Per Jumat (19/4/2024), MK telah menerima 47 orang atau kelompok yang mengajukan diri menjadi amicus curiae. Para sahabat pengadilan itu sudah menyerahkan dokumen pendapatnya atau amicus brief kepada kesekretariatan MK untuk dijadikan pertimbangan bagi majelis hakim dalam membuat putusan. Pihak MK mengakui, baru dalam sengketa Pilpres 2024 ada amicus curiae dan jumlahnya langsung banyak.
Susi menjelaskan, akumulasi dari terusiknya rasa keadilan masyarakat itu bermula dari Putusan MK Nomor 90. Putusan tersebut membukakan jalan bagi Gibran Rakabuming Raka menjadi cawapres meski belum berusia 40 tahun. Belakangan, Majelis Kehormatan MK menyatakan bahwa hakim Anwar Usman melanggar kode etik dalam proses pembuatan putusan yang menguntungkan keponakannya itu.
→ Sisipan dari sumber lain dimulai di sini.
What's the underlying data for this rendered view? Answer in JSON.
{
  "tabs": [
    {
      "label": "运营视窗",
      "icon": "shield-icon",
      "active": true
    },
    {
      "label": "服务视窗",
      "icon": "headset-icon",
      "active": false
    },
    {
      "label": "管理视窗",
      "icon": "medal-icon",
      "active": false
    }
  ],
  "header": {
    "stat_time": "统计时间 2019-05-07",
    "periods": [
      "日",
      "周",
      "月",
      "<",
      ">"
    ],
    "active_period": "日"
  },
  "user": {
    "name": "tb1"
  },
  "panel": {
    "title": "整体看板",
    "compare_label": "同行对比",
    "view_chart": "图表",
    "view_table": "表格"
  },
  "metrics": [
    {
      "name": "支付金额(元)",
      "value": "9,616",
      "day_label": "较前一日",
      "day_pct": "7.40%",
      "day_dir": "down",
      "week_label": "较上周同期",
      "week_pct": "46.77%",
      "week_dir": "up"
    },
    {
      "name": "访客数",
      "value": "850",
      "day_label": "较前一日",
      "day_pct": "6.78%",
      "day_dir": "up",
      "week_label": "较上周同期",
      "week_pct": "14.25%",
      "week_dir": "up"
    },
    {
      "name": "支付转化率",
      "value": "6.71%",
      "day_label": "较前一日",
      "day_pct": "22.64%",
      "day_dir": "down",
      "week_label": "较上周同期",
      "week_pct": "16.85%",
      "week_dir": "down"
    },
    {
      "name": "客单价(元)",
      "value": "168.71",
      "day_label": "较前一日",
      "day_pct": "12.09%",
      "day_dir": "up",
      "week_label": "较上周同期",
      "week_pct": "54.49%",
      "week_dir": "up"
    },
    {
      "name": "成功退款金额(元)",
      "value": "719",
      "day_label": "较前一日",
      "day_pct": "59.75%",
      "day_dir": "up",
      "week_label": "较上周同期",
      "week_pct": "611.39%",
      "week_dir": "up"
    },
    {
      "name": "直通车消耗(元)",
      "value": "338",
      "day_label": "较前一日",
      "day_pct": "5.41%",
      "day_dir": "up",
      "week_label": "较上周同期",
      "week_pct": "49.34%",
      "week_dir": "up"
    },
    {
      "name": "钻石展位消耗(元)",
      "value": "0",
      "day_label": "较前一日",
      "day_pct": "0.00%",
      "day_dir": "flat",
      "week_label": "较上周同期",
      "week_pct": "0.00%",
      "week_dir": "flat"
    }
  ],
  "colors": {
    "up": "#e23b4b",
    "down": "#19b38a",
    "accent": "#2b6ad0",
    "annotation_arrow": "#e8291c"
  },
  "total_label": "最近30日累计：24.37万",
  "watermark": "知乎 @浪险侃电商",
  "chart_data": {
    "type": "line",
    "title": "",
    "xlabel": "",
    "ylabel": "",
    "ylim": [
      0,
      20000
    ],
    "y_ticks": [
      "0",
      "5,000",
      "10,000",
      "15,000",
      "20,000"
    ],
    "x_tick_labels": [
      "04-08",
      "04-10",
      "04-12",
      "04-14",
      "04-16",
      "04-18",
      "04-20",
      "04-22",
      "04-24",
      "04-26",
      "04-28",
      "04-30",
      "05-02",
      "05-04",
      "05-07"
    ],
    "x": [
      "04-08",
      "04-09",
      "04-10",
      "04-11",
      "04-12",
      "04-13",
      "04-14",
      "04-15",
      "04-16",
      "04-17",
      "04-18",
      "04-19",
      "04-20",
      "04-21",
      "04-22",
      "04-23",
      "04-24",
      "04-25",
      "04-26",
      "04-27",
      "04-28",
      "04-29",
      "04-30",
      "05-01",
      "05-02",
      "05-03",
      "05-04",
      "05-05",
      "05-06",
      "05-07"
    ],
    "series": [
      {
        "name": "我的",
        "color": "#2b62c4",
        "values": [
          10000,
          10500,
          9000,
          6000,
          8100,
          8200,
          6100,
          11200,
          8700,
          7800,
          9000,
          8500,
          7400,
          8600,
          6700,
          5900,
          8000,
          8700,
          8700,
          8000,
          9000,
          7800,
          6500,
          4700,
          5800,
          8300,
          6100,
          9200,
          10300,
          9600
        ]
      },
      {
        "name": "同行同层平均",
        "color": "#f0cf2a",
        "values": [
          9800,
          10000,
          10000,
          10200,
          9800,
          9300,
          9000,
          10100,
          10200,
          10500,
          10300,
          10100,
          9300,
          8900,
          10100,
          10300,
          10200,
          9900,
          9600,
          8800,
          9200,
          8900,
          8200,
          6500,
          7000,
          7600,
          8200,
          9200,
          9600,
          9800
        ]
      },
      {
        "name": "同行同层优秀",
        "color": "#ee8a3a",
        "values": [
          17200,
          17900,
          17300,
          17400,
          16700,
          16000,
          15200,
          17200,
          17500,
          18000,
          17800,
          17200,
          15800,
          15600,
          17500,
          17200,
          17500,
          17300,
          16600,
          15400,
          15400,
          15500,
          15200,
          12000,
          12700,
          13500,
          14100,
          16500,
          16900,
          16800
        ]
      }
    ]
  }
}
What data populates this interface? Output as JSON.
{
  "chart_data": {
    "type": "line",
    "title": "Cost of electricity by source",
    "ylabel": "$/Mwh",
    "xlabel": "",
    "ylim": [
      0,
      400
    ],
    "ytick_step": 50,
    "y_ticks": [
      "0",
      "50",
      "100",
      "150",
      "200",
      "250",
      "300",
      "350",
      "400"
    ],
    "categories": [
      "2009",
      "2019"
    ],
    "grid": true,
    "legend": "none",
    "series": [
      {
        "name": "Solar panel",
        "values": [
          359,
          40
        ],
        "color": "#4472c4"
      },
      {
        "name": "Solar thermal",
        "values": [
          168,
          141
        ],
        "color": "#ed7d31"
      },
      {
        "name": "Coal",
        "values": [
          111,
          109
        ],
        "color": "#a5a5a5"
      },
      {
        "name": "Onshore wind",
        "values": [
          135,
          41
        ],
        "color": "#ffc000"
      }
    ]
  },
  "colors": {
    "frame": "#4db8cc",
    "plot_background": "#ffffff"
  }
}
Menurut Susi, putusan 90 itu adalah titik awal munculnya berbagai pelanggaran etik lain dan ketidakadilan sepanjang gelaran Pilpres 2024. "Coba MK dulu tidak memutuskan putusan 90, mungkin pemilu akan berjalan dengan damai dalam artian kompetisinya fair," ujarnya.
Setelah putusan 90, kata Susi, rasa keadilan masyarakat kembali terusik oleh proses pendaftaran Gibran sebagai cawapres di KPU. Dewan Kehormatan Penyelenggara Pemilu (DKPP) menyatakan para komisioner KPU melanggar kode etik dalam proses penerimaan pendaftaran Gibran.
Rasa keadilan publik, kata dia, kembali terusik kerika Presiden Jokowi mengatakan, bahwa UU Pemilu memperbolehkan presiden berkampanye untuk salah satu pasangan capres-cawapres. Menurut Susi, Jokowi keliru mengartikan pasal.
Kemudian, rasa keadilan masyarakat terusik lagi oleh dugaan Presiden Jokowi menyalahgunakan bansos untuk kepentingan pemenangan Prabowo-Gibran. Lalu, dugaan Presiden Jokowi mengerahkan penjabat (pj) kepala daerah untuk memenangkan Prabowo-Gibran.
Masalahnya lagi, ujar Susi, Badan Pengawas Pemilu (Bawaslu) tidak tuntas memproses semua dugaan pelanggaran Presiden Jokowi itu. Tidak tuntasnya proses di Bawaslu itu semakin mempertebal ketidakadilan yang dirasakan masyarakat.
Susi menyebut, semua rasa ketidakadilan yang dialami masyarakat itu pada akhirnya disalurkan lewat amicus curiae sengketa hasil Pilpres 2024, tahapan terakhir yang menjadi kunci penentu hasil pemilihan. Menurut dia, MK lewat putusannya nanti harus mengoreksi semua ketidakadilan pemilu yang muncul selama ini.
"MK yang memulai, maka MK yang harus mengakhiri," kata Susi, sosok yang pernah menjadi salah satu kandidat hakim konstitusi itu.